The mass vaccination of millions gives these bad actors plenty of opportunities to mislead the public, because they exaggerate the very few cases of bad reactions to the vaccines. And journalists sometimes help them, says infectious-disease specialist Michael Osterholm, an adviser to President Biden.
“The media will write a story that John Doe got his vaccine at 8 a.m. and at 4 p.m. he had a heart attack,” Osterholm said on his weekly podcast. “They will make assumptions that it’s cause and effect.”
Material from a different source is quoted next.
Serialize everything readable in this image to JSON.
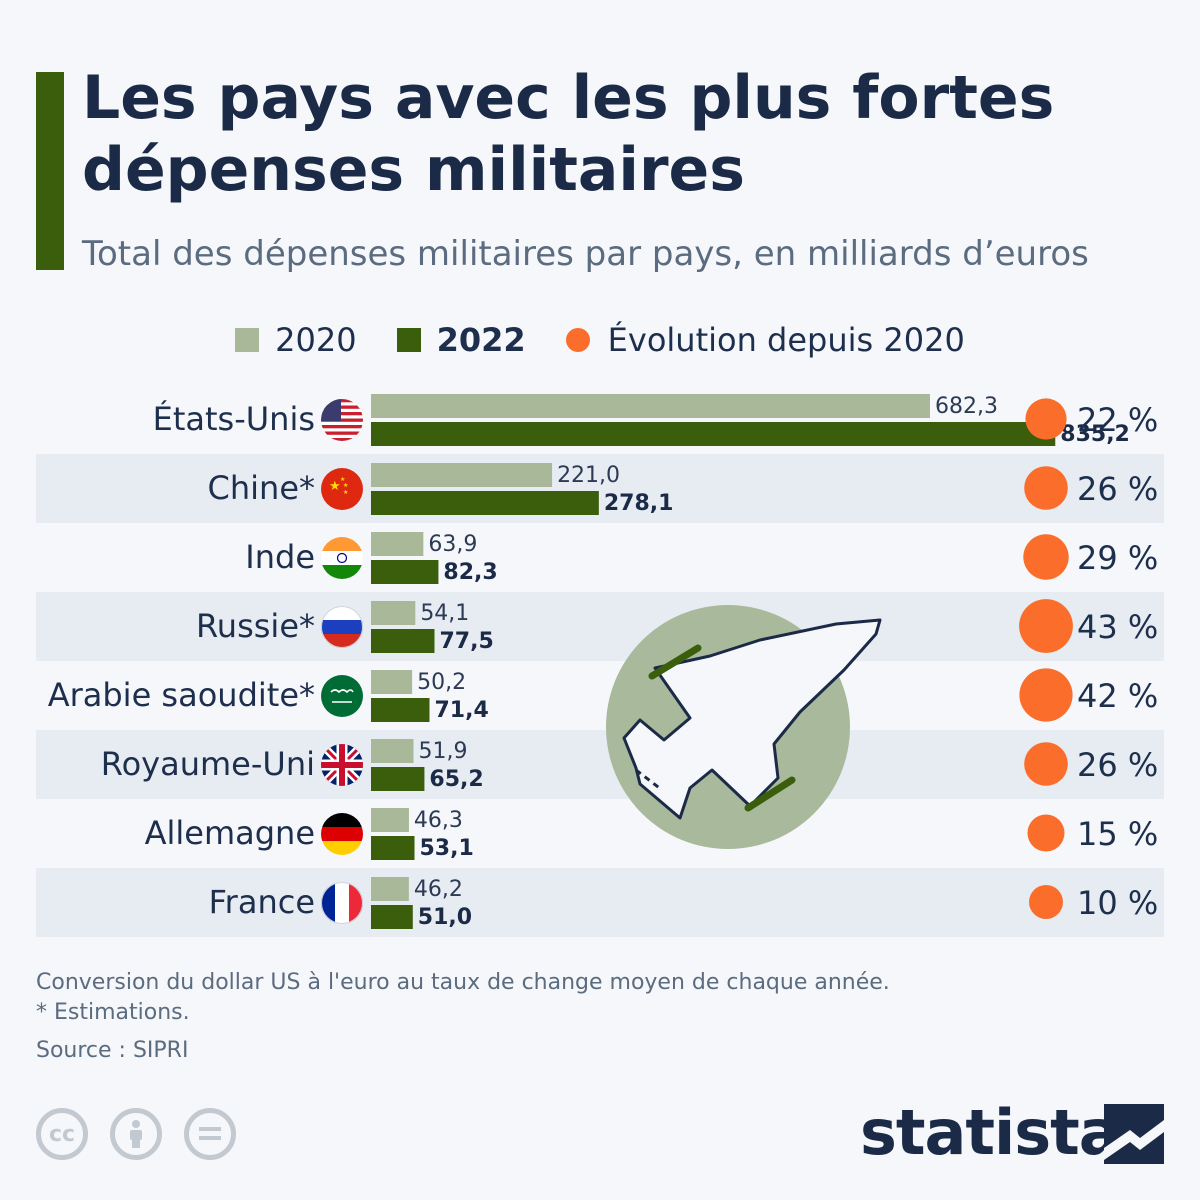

Osterholm, who runs the Center for Infectious Disease Research and Policy at the University of Minnesota, said that as the first round of general-public vaccinations starts with older people, many will have heart attacks, strokes or other serious medical episodes not related to vaccination.
"In a group of 10 million people, about the number of Americans who have been vaccinated so far, nearly 800 people ages 55 to 64 typically die of heart attacks or coronary disease in one week, Osterholm said. . . . Public health officials need to do a better job communicating the risks — real and imagined — from vaccines, said Osterholm."
There's always the possibility that a batch of vaccine won't be up to par, and with hundreds of millions of doses to be produced in this case, it will happen, Osterholm told Szabo, who notes, "California authorities have recommended pausing vaccinations with a particular batch of covid vaccines made by Moderna because of a high rate of allergic reactions."
“We have to follow up on every one of these cases,” Osterholm said. “I don’t want people to think that we’re sweeping them under the rug.”
Be wary of reports about such cases, especially from groups with an anti-vaccine agenda, says Dr. Peter Hotez, an infectious-disease specialist at the Baylor College of Medicine in Texas: “They will sensationalize anything that happens after someone gets a vaccine and attribute it to the vaccine.”